Recruitment policies and reward structures, such as tenure positions, could also be improved by being more open and, if possible, tied to the candidates' ability to contribute towards the university's international agenda. According to board chairman Michael Arthur, who is President and Provost of University College London, faculty and staff should be hired not just for their talent but also for having the right mindset.

"You should think about putting together a high profile scheme to attract the very best in the world. With the synchrotron coming, you have the opportunity to add a number of top international professors, flagship appointments that would make a difference to the look and feel of your programmes."

In addition to having good faculty and students on board, senior administrative staff need to be aware of the international strategy and be able to help move it forward. "Your admin staff needs to be part of your campaign," said Arthur, "so you might look at hiring international staff to play leading roles."

Also important is a strong public relations team which can consolidate public and industry support by disseminating appropriate information and explaining how the work being done relates to the community at large. "The more Tohoku University internationalises the more you need to take your community with you in understanding your goals and the value of what you do," said James.

The two day meeting included a tour of the Tohoku University campuses, a class observation and a closed door, candid talk with students about concerns on the ground.
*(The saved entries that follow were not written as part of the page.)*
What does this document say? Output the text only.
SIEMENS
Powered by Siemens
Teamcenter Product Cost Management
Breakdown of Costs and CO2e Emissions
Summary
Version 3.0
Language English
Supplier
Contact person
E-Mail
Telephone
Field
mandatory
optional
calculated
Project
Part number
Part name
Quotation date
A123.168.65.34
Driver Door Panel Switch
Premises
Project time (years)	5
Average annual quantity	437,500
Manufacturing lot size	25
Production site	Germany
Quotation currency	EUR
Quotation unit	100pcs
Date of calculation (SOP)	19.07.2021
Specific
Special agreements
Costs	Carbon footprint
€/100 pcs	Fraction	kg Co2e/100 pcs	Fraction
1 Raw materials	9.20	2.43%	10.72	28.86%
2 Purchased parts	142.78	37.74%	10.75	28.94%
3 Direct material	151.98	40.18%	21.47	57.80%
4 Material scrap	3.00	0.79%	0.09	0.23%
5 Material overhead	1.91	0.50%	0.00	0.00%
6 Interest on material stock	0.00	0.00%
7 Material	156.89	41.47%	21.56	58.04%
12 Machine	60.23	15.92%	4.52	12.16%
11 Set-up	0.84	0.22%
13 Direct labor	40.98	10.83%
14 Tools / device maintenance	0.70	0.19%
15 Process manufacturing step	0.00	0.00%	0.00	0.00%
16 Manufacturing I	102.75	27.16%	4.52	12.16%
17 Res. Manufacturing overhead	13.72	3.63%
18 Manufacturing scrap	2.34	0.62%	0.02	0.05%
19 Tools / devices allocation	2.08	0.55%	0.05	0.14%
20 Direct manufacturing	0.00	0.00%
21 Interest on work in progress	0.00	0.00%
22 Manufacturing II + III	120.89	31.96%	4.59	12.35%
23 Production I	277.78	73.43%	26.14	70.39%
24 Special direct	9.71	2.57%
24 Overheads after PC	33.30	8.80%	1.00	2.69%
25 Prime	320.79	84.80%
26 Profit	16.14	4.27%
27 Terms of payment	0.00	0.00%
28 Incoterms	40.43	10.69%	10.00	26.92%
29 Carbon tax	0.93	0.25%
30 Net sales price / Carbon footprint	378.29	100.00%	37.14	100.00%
One of the issues raised was the inability of students who study abroad to transfer certain class credits, often leading to a delay in graduation. The board members said that taking courses abroad that are not available at Tohoku University should be seen as a good thing, and suggested implementing a system of special credits to recognize the courses that don't fit into an existing category.

On the last day of the meeting, members of the board conceded that insufficient funding remains the largest obstacle to moving forward. Salary discrepancy, for example, would make recruiting star researchers difficult.

The board strongly suggested that Tohoku University reform its system of fundraising, and further explore the role of alumni and the broader importance of philanthropy. Several board members shared their experiences, including successful fundraising strategies at their institutions, while emphasizing the importance of having a large, professional team.

Both UCL and the University of Melbourne shared that they have more than 70 professional fundraisers on staff, specially trained and hired from around the world. "Everything begins with funding. A good fundraising team pays for itself," said James.

The Tohoku University International Advisory Board is composed of members from partner institutions and industry, representing different fields. Tohoku University now has to decide how to move forward with the new suggestions before the board meets again in about three years.